By the time Jack had learned this much, he threw himself upon the canvas cot, careless of what else there might be to observe, and sobbed violently. This, then, was the end of the boy who had been so good for a month, who was going to join the church and be useful in persuading other boys out of bad courses, and be a missionary, perhaps, and a minister at the very least! Everybody now would think him a hypocrite; he would probably be sent to the penitentiary for a year or two, for now that the proper occasion for recalling the fact had passed, he remembered to have heard that disturbing religious assemblages was a great crime in the eyes of the law. Perhaps they would send him to the reform school, which would be a thousand times worse than the penitentiary, for the word "reform" suggested as dreadful possibilities to Jack as it ever did to a self-made politician. When he came out again what would happen to him? He had never seen any persons but loafers pay any attention to discharged prisoners who made Doveton their abiding place. Nobody would let their boys play with him then—if, indeed, by that time he had enough youth and spirits left to want to play; he would have to sit on the back seats in church among the sad-eyed, uninteresting reprobates who now sat there, instead of among the neatly dressed boys who sat under the eyes of their parents and the preacher.

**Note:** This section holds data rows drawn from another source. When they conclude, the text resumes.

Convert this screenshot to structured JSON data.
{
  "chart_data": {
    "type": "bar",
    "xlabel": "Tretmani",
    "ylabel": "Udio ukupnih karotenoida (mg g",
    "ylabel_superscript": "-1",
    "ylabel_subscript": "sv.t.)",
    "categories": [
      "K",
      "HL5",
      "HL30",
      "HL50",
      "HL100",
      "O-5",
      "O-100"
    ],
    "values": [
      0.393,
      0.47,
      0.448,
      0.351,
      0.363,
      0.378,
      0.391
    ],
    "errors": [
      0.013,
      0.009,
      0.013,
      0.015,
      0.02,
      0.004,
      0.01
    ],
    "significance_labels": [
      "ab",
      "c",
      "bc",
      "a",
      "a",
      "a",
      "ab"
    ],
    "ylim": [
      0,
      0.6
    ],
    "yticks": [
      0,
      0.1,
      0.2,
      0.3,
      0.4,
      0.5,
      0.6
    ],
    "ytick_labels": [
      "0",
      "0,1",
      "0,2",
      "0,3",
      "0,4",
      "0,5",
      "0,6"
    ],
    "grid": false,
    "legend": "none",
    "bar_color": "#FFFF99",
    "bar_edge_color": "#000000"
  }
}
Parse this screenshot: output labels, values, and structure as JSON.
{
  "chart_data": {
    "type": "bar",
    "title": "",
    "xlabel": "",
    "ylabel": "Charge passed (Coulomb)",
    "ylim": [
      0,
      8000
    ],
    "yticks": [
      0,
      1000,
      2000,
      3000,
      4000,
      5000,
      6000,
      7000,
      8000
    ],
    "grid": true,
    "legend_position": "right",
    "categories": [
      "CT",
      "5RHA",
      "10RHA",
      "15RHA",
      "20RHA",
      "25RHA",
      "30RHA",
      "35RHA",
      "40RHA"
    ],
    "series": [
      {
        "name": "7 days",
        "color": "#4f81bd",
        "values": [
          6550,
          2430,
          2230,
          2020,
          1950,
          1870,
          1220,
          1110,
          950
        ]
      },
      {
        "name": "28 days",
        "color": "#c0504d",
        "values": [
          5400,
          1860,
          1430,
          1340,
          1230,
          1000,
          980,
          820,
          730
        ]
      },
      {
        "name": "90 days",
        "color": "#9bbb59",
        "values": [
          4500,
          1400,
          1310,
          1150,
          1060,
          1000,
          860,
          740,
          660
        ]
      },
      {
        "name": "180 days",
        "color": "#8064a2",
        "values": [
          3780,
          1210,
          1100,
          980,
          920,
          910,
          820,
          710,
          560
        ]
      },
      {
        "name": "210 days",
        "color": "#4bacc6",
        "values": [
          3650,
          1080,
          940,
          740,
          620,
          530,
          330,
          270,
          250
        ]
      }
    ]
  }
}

Then Jack thought of the hereafter, in the literal, material manner, which was the natural result of the religious teachings he had received. If angels knew everything and went wherever they pleased, and if his deceased brothers and sisters became angels just after they died—they had been angelic while they lived—how must they feel to see their well-born, carefully taught brother in so dreadful a place as a common prison? As Jack thought of it he wished the prison bed had a cover under which he could hide; but as it had not, he squeezed his face and flattened his nose upon the rough, dirty canvas. The thought of his parents recalled the wish, frequently felt by Jack, that somebody would understand him, know how earnestly he longed to be good—some one to whom he could tell some of the splendid thoughts he sometimes had—thoughts which would simply astonish his parents out of their senses, if he could feel free to tell them. Why didn't people give him credit for what was in him, instead of eternally finding fault with him for what came out of him? Was he a jug that he should be judged in such a manner? Looking the matter squarely in the face, however, how was any one to know what was inside of him except by what proceeded from him?
This train of reasoning was promptly dismissed as unpleasant in the extreme, and Jack began to search his pockets for something that might assist him in consuming time more endurably, when some one at the grating in the door startled him by exclaiming:
"Well, young man!"
Jack recognized the voice of his father, and his heart went down, down, down, apparently through the floor, and all the way into the depths of the middle of the western half of the Pacific Ocean, which, by careful investigation, Jack had determined was the geographical antipode of Doveton. Then the door opened, and Jack's father entered, and, oh, horror of horrors! he brought with him Mr. Daybright, the minister. Jack sat upon the side of the cot and nervelessly dropped his face into his hands and his elbows upon his knees.
"Well, young man," resumed the doctor, "what have you got to say for yourself?"
Jack preserved utter silence, but determined that he never before heard so exasperating a question.
"My poor boy," said Mr. Daybright, sitting down beside Jack and putting his arm around him, "Satan has indeed been making a mighty fight to secure your immortal part."
"I think so too," sobbed Jack, glad of a chance to lay the blame of his mischievousness upon somebody else, and determining that if he ever did become a minister, he would make things lively for Matt Bolton's father, who denied the existence of a personal devil.
"So think I," remarked the doctor, "and a very successful job Satan has made of it. I wish he would give me a few lessons in the art of getting hold of boys."